Qube offers animations of many mathematical properties of Rubik's cubes. Here is a frame from one of them.

Simulink

MATLAB's companion product, Simulink, is a block diagram programming environment used to design and simulate systems with multidomain models and to automatically generate the code required to operate embedded processors.

Matrices are involved in dozens of different ways by Simulink, but most users rarely see operations at that detailed level. Our Simulink module shows a model of an automobile being driven on a test track and displays the pitch, roll and yaw recorded by the matrix connecting the coordinate system for the automobile to the coordinate system for the track.

AI and Gorillas

This is a personal story about a project in the early stages of development.

My wife and I first visited gorillas in the Volcano National Park of Rwanda twelve years ago. An American primatologist named Dian Fossey had studied the gorillas between 1966 and her murder by poachers in 1985. Her book Gorillas in the Mist was very popular and was the basis for a critically acclaimed 1988 Hollywood movie starring Sigourney Weaver.

We have become good friends with the people in the Gorilla Doctors organization. These African and American veterinarians attend to the health of the roughly 1,000 gorillas in the park. Most of the gorillas have African names like "Inkundwa" and "Maisha". We envision a gorilla facial recognition system that is available on cell phones and tablets so that new guides and doctors can learn the names of their patients.

Inception-v3 is a convolutional neural network (CNN) that is widely used for image processing. We have a version of the network pretrained on more than a million images from the ImageNet database. This publicly available system knows nothing about gorillas. We must do additional training using photos of our unique subjects.

This is where matrices are applied. Training a CNN involves determining the values of thousands of weights and coefficients. The digital photos, regarded as vectors, are repeatedly multiplied by circulant matrices where each row is a shifted copy of the other rows. Importantly, a modern CNN also contains some nonlinear layers.

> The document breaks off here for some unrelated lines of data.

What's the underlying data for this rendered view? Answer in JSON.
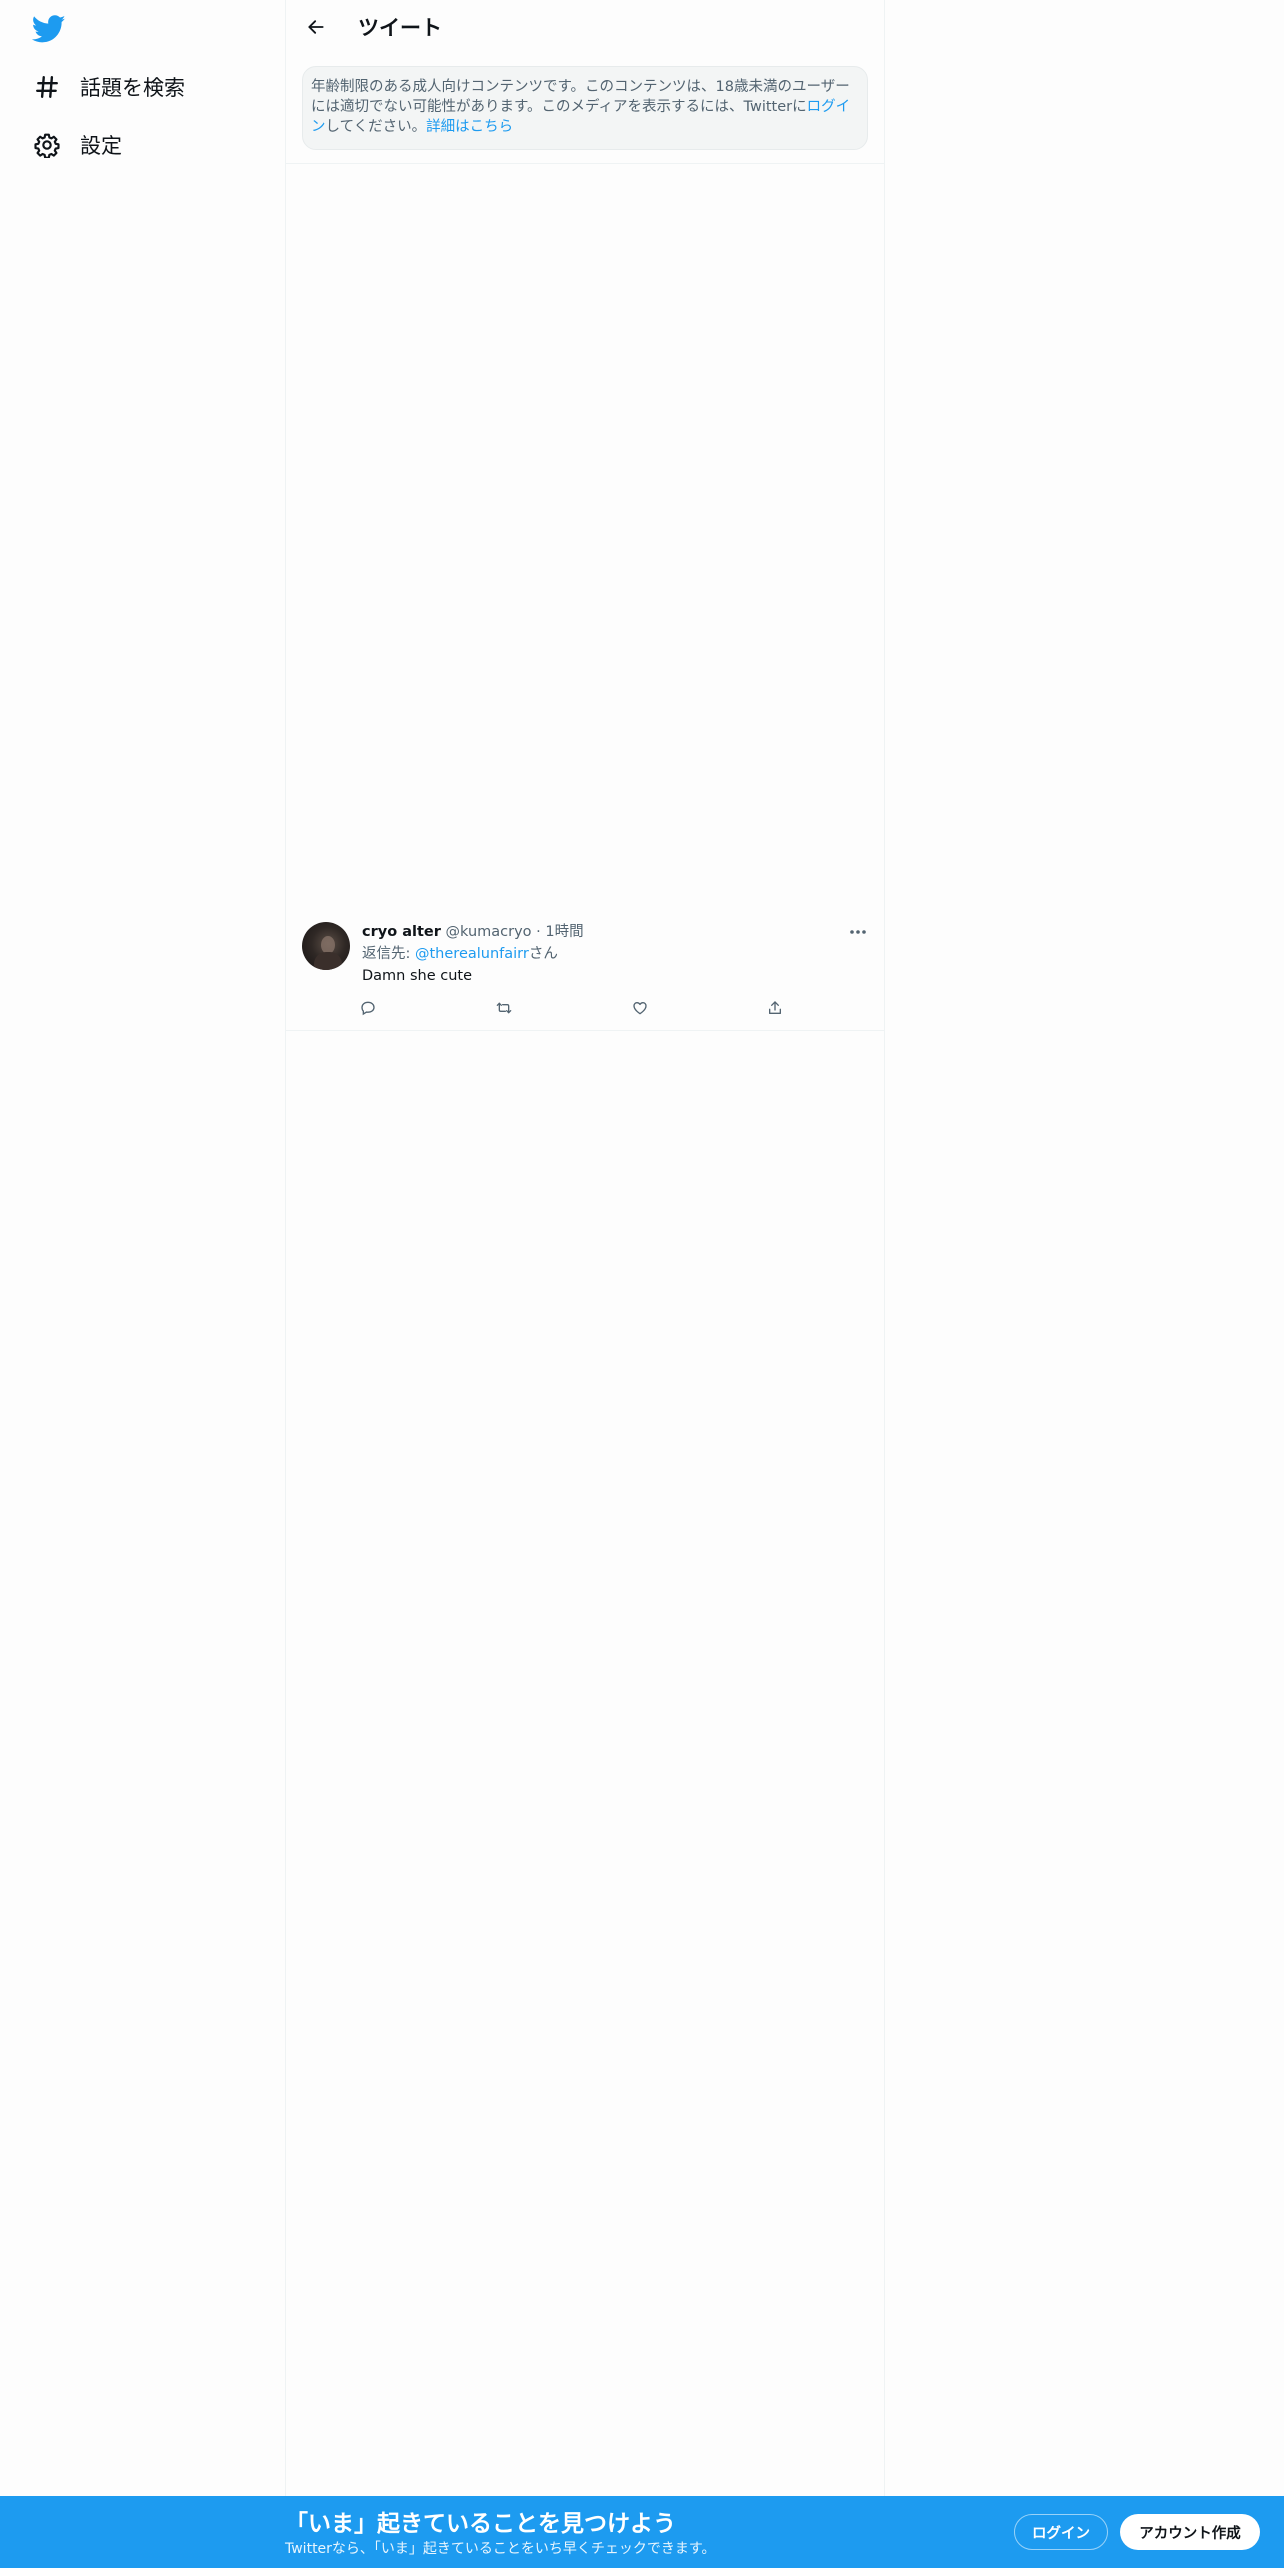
{
  "sidebar": {
    "logo_icon": "twitter-bird-icon",
    "items": [
      {
        "label": "話題を検索",
        "icon": "hashtag-icon"
      },
      {
        "label": "設定",
        "icon": "gear-icon"
      }
    ]
  },
  "header": {
    "back_icon": "arrow-left-icon",
    "title": "ツイート"
  },
  "notice": {
    "text_before_login": "年齢制限のある成人向けコンテンツです。このコンテンツは、18歳未満のユーザーには適切でない可能性があります。このメディアを表示するには、Twitterに",
    "login_link": "ログイン",
    "text_after_login": "してください。",
    "learn_more_link": "詳細はこちら"
  },
  "tweet": {
    "display_name": "cryo alter",
    "handle": "@kumacryo",
    "separator": "·",
    "time": "1時間",
    "reply_prefix": "返信先: ",
    "reply_to": "@therealunfairr",
    "reply_suffix": "さん",
    "text": "Damn she cute",
    "actions": [
      "reply-icon",
      "retweet-icon",
      "like-icon",
      "share-icon"
    ]
  },
  "bottom_bar": {
    "title": "「いま」起きていることを見つけよう",
    "subtitle": "Twitterなら、「いま」起きていることをいち早くチェックできます。",
    "login_label": "ログイン",
    "signup_label": "アカウント作成"
  },
  "colors": {
    "accent": "#1d9bf0",
    "text": "#0f1419",
    "muted": "#536471"
  }
}
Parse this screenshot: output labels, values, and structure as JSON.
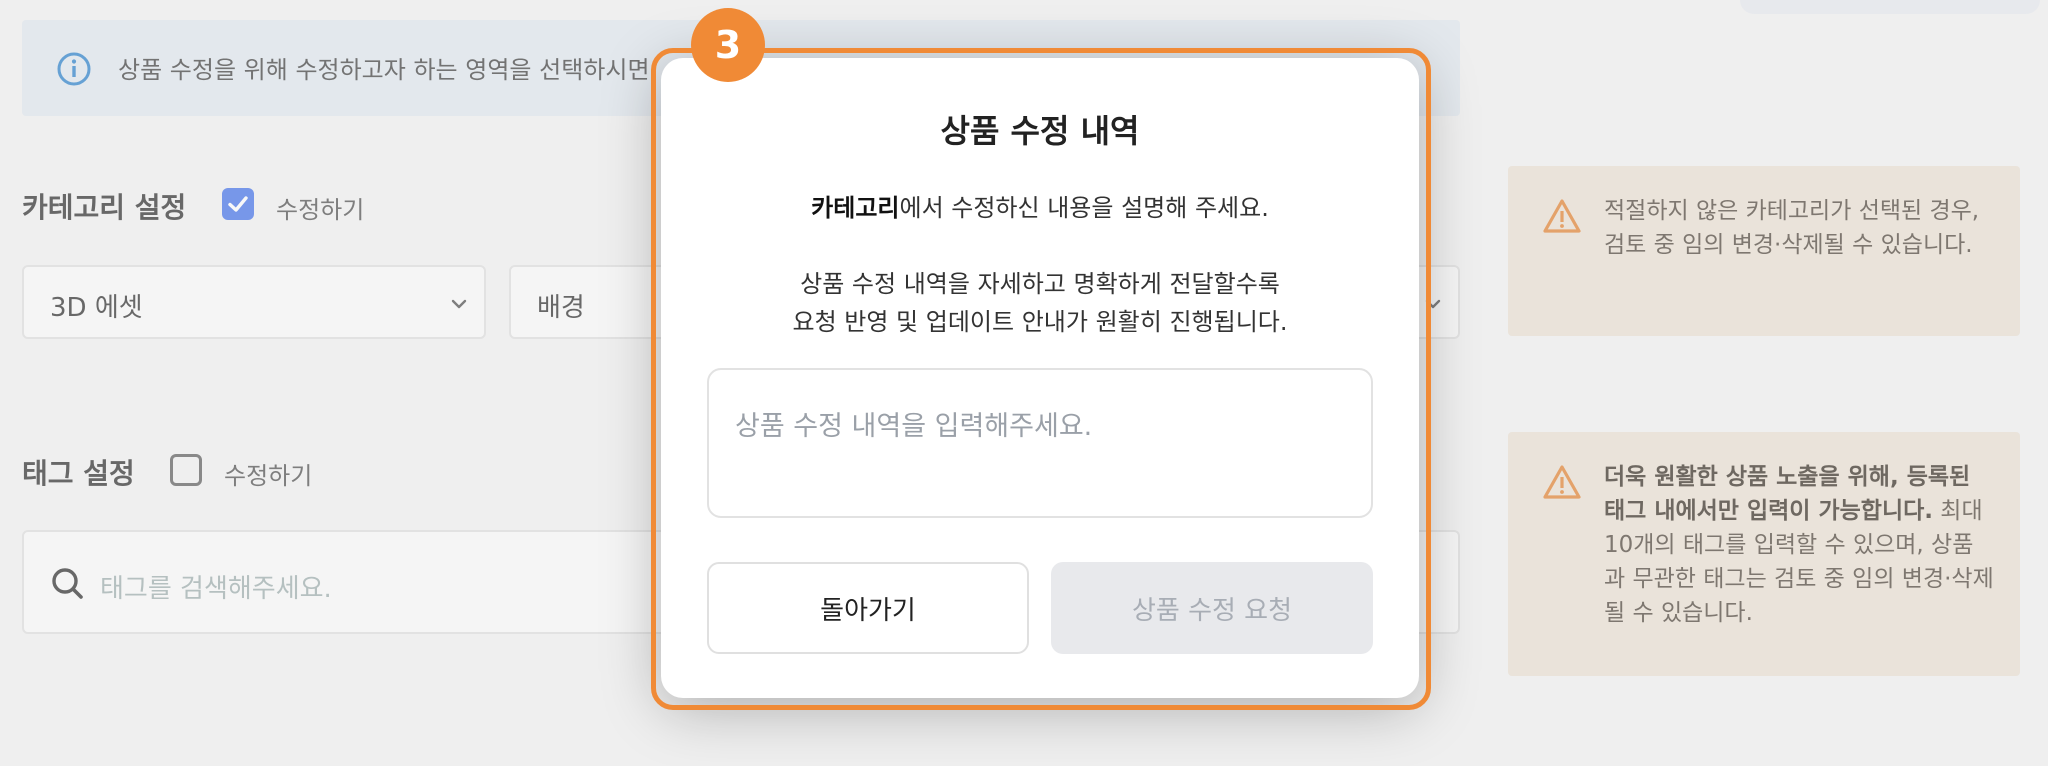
{
  "info_banner": {
    "text": "상품 수정을 위해 수정하고자 하는 영역을 선택하시면"
  },
  "category": {
    "label": "카테고리 설정",
    "edit_checkbox": {
      "label": "수정하기",
      "checked": true
    },
    "select1": {
      "value": "3D 에셋"
    },
    "select2": {
      "value": "배경"
    }
  },
  "tag": {
    "label": "태그 설정",
    "edit_checkbox": {
      "label": "수정하기",
      "checked": false
    },
    "search_placeholder": "태그를 검색해주세요."
  },
  "warnings": [
    {
      "text": "적절하지 않은 카테고리가 선택된 경우, 검토 중 임의 변경·삭제될 수 있습니다."
    },
    {
      "bold": "더욱 원활한 상품 노출을 위해, 등록된 태그 내에서만 입력이 가능합니다.",
      "text": " 최대 10개의 태그를 입력할 수 있으며, 상품과 무관한 태그는 검토 중 임의 변경·삭제될 수 있습니다."
    }
  ],
  "step_badge": "3",
  "modal": {
    "title": "상품 수정 내역",
    "desc_bold": "카테고리",
    "desc_rest": "에서 수정하신 내용을 설명해 주세요.",
    "desc_line2": "상품 수정 내역을 자세하고 명확하게 전달할수록",
    "desc_line3": "요청 반영 및 업데이트 안내가 원활히 진행됩니다.",
    "textarea_placeholder": "상품 수정 내역을 입력해주세요.",
    "back_button": "돌아가기",
    "submit_button": "상품 수정 요청"
  },
  "colors": {
    "accent_orange": "#f08a36",
    "checkbox_blue": "#3a6ae8",
    "info_blue": "#1f7ac8",
    "warn_orange": "#e07b25"
  }
}
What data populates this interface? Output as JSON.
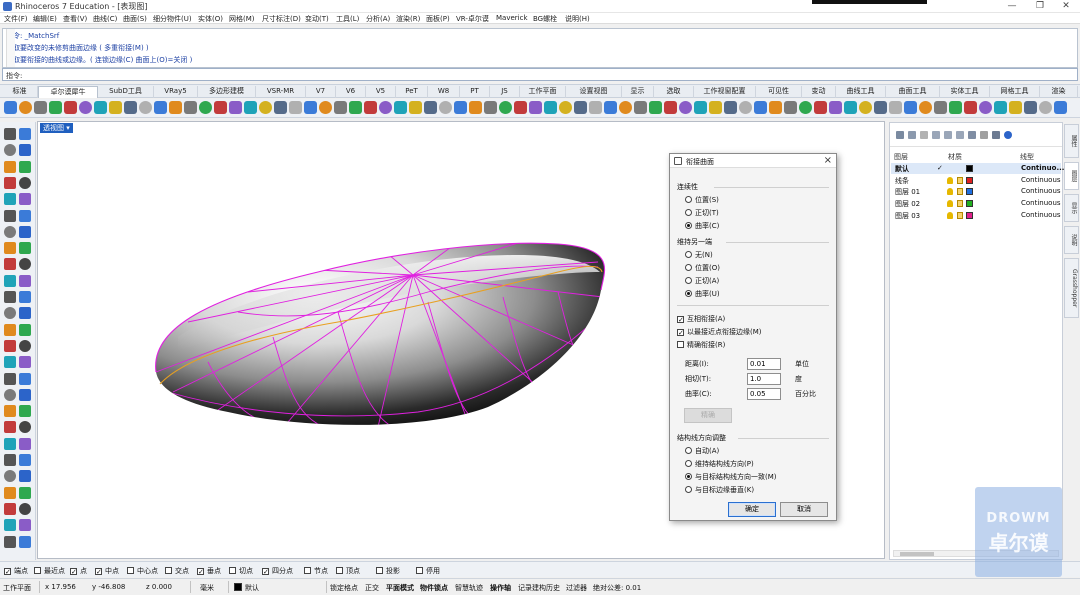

Here is one photo from a small test collection. Indundwa appears to have his own selfie stick.

Software

A self-extracting MATLAB source archive of our four apps is available at

https://blogs.mathworks.com/cleve/files/Apps_mzip.m

Thanks

Thanks to Jackson Kustell, Josh Bethoney and Heather Gorr from MathWorks and Jan Ramer and Mike Cranfield from Gorilla Doctors.

Dedication

We dedicate the Gorillas project to the memory of Mike Cranfield, DVM. Mike was Executive Director of the Mountain Gorillas Veterinary Project in Rwanda from 1999 until 2014. Before Rwanda, he held various positions at the Maryland Zoo in Baltimore.

Three months ago, Mike sent us a disc drive containing over 14,000 photographs of gorillas he had taken in Rwanda. We are now sorting and organizing the photos to provide specialized training of the facial recognition neural net.

A month ago, Mike was hospitalized from an apparent attack of West Nile Virus. He passed away on August 27. Ironically, after years of working safely in the mountain jungles of Central Africa, it is likely that he acquired the virus from a mosquito bite at his family's cabin in Canada.